Secularists in the UK are outraged after Pope Benedict XVI seemed to associate atheism with Nazism during his speech to Queen Elizabeth II yesterday.
The BBC reports that humanists in the country have called the Pope’s remarks a “terrible libel” against nonbelievers.
The Pope, speaking at Holyroodhouse in Edinburgh, talked first of a wartime “Nazi tyranny that wished to eradicate God from society.” Then he said the UK should guard itself against “aggressive forms of secularism.”
However, the Catholic Church has played down the Pope’s words, saying the Pope knew “rather well what the Nazi ideology is about.”
The British Humanist Association condemned the Pope’s remarks. In a statement, it said: “The notion that it was the atheism of Nazis that led to their extremist and hateful views or that it somehow fuels intolerance in Britain today is a terrible libel against those who do not believe in God.
“The notion that it is nonreligious people in the UK today who want to force their views on others, coming from a man whose organisation exerts itself internationally to impose its narrow and exclusive form of morality and undermine the human rights of women, children, gay people and many others, is surreal.”
The Pope’s speech contained the paragraph:
Even in our own lifetime, we can recall how Britain and her leaders stood against a Nazi tyranny that wished to eradicate God from society and denied our common humanity to many, especially the Jews, who were thought unfit to live. I also recall the regime’s attitude to Christian pastors and religious who spoke the truth in love, opposed the Nazis and paid for that opposition with their lives. As we reflect on the sobering lessons of the atheist extremism of the twentieth century, let us never forget how the exclusion of God, religion and virtue from public life leads ultimately to a truncated vision of man and of society and thus to a “reductive vision of the person and his destiny.”
And later in his speech he referred to “aggressive” secularism as he said:
Today, the United Kingdom strives to be a modern and multicultural society. In this challenging enterprise, may it always maintain its respect for those traditional values and cultural expressions that more aggressive forms of secularism no longer value or even tolerate. Let it not obscure the Christian foundation that underpins its freedoms; and may that patrimony, which has always served the nation well, constantly inform the example your Government and people set before the two billion members of the Commonwealth and the great family of English-speaking nations throughout the world.

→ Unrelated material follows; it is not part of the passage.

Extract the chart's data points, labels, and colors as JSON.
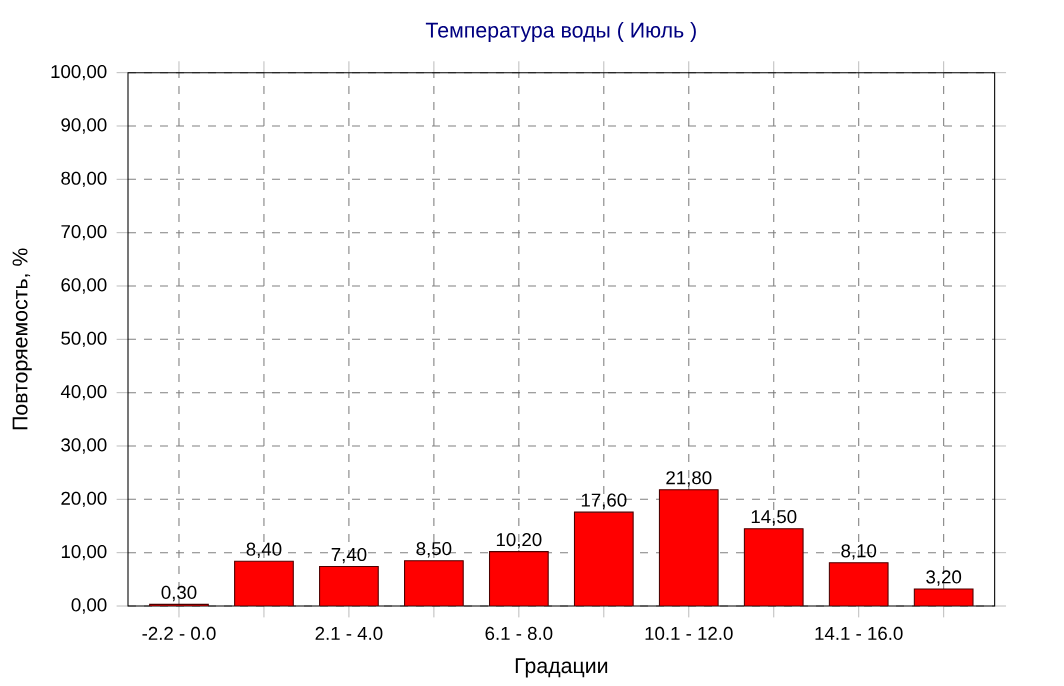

The four-day visit by Pope Benedict to the UK – which began yesterday – has never been without controversy. Yesterday, a senior cardinal was called on to apologize after he likened England to a Third World Country.
Earlier this week, 50 notables from the worlds of science and the arts – including Stephen Fry, Richard Dawkins and Philip Pullman – signed an open letter condemning the state visit, which has put a burden on the British taxpayer.
Meanwhile, nuns and monks have been frisked and their robes and habits scrupulously checked by police in London today as Pope Benedict begins the second day of his state visit.